Data Science Seminar
Time: 2 pm to 3 pm
Curse of Dimensionality
Anand Nath Jha
Assistant Vice President at Genpact, India.
“Curse of Dimensionality” refers to the need of more training data with use of more features (dimensions) in Machine Learning. And with it comes several associated problems – cost and time of data collection, difficulty in training a model, more computational time and memory, narrowing choice of Machine Learning models etc. It was coined by Richard E. Bellman when encountered with multiple decision variables in Optimization problems. Over the years, it started being used in the AI/ML due to similar problems encountered with increase in features. This is one topic, which has been widely studied and highly recommended for ML Learners and Practitioners alike. Because it manifests itself in multiple ways and there are multiple approaches to tackle them. Ease of data integration, data collection, big data technologies, Internet-of-things, Computer Vision, Natural language Processing etc. have made it a very relevant area of study. Across domains we face high dimensional data – 360 degree view of customers, Sensor data on Machines, text and image data in the form of tokens or pixel level values and so on. High Dimensional data enables us to do a holistic and accurate analysis but at the same time we should be aware of the concomitant problems.
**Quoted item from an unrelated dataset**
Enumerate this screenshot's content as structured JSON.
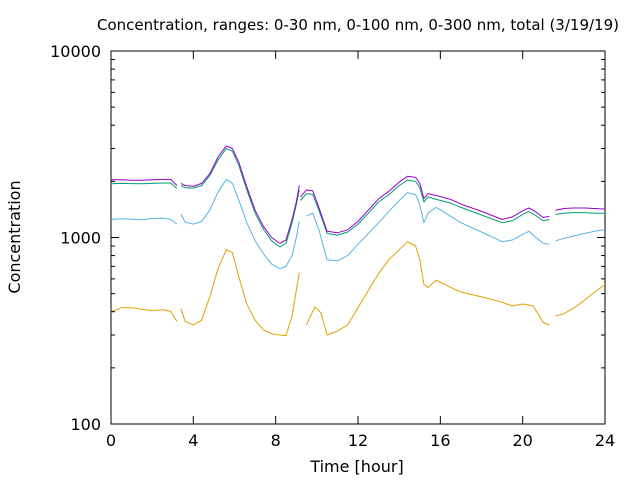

About the speaker: Anand is an Assistant Vice President at Genpact (India) serving as the senior member in the data science & insights CoE. Anand has more than 20 years of industry experience, prior to Genpact he has worked at Infosys as a senior data scientist, at ITC infotech as analytics architect and also in Honeywell technology solutions, General Electric and HAL in similar roles. Anand earned his B.Tech in aerospace engineering from IIT Kanpur; he also has an MBA from University of Pheonix and Certification in Business Analytics for Executives from IIM Lucknow.